Ms. Georgieva told an event hosted by the IMF on December 15 that she was feeling “a bit more optimistic” about the prospects for dealing with major debt issues facing low-and middle-income countries after high-level meetings with Chinese authorities last week, the Reuters news agency reported.
On December 9–after Ms Georgieva attended meetings in the Chinese Province of Anhui–the IMF issued a statement saying she had a “very fruitful exchange” with Chinese authorities on reducing the risk of debt crises.
There have been repeated calls globally for reforms to accelerate debt treatments under the G20 Common Framework and to expand it to include middle-income countries. The Common Framework requires private creditors to participate on comparable terms. A key principle is to incorporate non-Paris Club member lenders, such as mainland China, India, Saudi Arabia, Kuwait, and Turkey, in addition to private creditors, to ensure “fair” burden sharing across all creditors.
“We need to build on the momentum of the agreement on Chad’s debt treatment and accelerate and finalise the debt treatments for Zambia and Sri Lanka, which would allow for disbursements from the IMF and multilateral development banks,” Ms. Georgieva was quoted in the statement as saying.
“We are also seeing new cases that are coming in this time of tightened global financial conditions,” she said. “We talked about how we can prevent individual cases of debt distress from triggering a global debt crisis.” And she saw “space for a platform for more systematic engagement on debt issues, where China can play an active role”.
On Thursday, Ms.

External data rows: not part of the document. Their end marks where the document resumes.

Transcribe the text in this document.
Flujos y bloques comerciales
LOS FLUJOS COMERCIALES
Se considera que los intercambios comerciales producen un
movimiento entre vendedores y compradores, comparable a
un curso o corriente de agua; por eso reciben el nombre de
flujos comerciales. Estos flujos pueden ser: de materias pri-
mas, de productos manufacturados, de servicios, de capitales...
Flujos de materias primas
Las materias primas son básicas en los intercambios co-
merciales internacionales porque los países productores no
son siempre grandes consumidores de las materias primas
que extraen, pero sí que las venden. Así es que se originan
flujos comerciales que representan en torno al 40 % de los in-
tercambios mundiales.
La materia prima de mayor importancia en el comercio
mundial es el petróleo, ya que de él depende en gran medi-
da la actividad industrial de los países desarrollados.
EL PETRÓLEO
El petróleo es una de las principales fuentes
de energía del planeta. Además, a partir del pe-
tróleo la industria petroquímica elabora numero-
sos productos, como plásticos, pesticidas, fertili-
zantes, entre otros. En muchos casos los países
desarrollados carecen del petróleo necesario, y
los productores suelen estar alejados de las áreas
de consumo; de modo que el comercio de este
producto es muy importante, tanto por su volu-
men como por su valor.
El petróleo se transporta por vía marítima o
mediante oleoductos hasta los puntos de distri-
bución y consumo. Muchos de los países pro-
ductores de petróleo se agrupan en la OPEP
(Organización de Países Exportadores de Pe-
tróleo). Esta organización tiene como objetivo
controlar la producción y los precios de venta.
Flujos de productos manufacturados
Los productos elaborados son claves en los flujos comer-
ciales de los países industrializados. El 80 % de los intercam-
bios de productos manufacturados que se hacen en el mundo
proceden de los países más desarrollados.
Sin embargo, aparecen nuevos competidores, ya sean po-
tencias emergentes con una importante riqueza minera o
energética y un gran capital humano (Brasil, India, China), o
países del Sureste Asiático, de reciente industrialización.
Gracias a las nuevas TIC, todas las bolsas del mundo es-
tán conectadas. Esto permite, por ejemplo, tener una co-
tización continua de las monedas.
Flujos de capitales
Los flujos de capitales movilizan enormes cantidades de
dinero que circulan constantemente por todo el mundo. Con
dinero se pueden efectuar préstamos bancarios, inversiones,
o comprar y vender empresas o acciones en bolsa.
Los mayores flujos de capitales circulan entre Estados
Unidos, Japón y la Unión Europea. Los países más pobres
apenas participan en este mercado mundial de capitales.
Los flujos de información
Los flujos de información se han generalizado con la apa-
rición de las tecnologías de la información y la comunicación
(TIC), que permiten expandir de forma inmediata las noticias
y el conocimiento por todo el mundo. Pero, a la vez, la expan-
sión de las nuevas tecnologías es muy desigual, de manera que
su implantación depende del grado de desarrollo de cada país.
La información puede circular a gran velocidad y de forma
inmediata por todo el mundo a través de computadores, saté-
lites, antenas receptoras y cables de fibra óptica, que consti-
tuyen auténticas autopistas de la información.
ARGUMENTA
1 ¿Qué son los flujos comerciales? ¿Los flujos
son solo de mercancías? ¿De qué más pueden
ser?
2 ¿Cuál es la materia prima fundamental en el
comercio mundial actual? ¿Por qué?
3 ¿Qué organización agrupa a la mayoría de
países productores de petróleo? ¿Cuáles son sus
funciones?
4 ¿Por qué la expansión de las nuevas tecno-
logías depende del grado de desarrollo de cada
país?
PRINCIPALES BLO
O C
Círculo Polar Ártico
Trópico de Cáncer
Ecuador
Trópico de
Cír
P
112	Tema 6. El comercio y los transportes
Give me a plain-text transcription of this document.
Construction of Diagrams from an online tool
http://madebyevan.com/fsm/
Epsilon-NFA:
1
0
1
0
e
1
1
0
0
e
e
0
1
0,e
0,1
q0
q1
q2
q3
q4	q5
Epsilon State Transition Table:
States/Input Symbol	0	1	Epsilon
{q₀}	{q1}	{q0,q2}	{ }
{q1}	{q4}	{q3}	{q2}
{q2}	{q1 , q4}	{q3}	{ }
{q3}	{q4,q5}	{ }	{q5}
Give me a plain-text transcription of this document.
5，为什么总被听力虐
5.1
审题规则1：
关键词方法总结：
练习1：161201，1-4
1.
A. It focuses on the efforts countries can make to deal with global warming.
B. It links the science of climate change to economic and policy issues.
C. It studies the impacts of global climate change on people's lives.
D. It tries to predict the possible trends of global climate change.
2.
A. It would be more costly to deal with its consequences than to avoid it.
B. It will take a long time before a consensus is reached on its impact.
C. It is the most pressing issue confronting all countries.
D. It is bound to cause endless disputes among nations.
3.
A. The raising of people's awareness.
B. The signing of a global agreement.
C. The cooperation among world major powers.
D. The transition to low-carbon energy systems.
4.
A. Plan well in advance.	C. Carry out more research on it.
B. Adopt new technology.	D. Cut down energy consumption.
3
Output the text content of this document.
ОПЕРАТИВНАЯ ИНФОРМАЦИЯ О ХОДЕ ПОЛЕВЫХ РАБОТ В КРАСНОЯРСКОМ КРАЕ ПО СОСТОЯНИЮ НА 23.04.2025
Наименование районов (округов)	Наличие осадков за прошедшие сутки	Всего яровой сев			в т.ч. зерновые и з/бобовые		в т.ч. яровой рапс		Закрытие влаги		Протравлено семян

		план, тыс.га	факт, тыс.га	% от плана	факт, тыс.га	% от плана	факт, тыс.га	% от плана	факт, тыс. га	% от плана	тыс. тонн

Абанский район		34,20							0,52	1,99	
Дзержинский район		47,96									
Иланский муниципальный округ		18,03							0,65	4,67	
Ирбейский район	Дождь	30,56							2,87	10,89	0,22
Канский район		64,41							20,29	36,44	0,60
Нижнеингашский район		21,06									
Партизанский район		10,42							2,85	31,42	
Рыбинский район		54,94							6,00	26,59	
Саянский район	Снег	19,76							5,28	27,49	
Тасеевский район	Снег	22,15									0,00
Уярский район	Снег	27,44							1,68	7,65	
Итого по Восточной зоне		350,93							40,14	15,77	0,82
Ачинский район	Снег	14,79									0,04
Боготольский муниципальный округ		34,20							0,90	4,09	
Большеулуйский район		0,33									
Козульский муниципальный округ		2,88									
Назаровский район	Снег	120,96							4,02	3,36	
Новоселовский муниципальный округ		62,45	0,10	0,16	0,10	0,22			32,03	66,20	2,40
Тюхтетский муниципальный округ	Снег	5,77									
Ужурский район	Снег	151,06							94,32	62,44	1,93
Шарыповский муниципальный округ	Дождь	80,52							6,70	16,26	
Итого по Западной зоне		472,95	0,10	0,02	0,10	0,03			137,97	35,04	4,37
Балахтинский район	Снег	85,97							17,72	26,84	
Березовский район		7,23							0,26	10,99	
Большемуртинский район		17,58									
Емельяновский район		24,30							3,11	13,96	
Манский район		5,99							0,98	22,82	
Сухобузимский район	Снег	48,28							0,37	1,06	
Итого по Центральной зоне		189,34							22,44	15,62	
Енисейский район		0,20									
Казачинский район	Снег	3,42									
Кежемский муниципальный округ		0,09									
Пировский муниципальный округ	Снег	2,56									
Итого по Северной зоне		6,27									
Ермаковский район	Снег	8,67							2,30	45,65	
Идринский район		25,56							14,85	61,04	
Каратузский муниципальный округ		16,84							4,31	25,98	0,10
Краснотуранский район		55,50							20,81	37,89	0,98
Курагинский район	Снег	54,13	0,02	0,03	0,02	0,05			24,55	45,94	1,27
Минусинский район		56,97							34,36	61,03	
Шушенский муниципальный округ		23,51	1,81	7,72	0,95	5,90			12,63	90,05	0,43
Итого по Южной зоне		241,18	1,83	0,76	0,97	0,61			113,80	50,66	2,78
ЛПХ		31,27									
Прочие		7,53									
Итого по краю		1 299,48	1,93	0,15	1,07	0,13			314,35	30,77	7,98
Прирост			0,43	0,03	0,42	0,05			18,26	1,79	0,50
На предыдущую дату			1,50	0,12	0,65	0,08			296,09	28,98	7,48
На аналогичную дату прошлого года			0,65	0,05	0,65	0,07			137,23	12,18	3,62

Georgieva said the discussions in China had yielded some progress, Reuters reported. “We agreed that we should form a global sovereign debt roundtable at the highest level — the key creditors, some of the borrowers, the private sector–with the World Bank, the IMF and the G20 presidency being the co-conveners.”
“We need that place … We cannot have solutions for systemic risk with the parties to this solution being in different rooms and not talking to each other at the same time. That just cannot happen,” she is quoted as saying, adding that the proposed roundtable offered a structure to help improve the debt treatment process and avoid a systemic debt crisis.
No further details were immediately available about the roundtable and when it could have an initial meeting, Reuters said.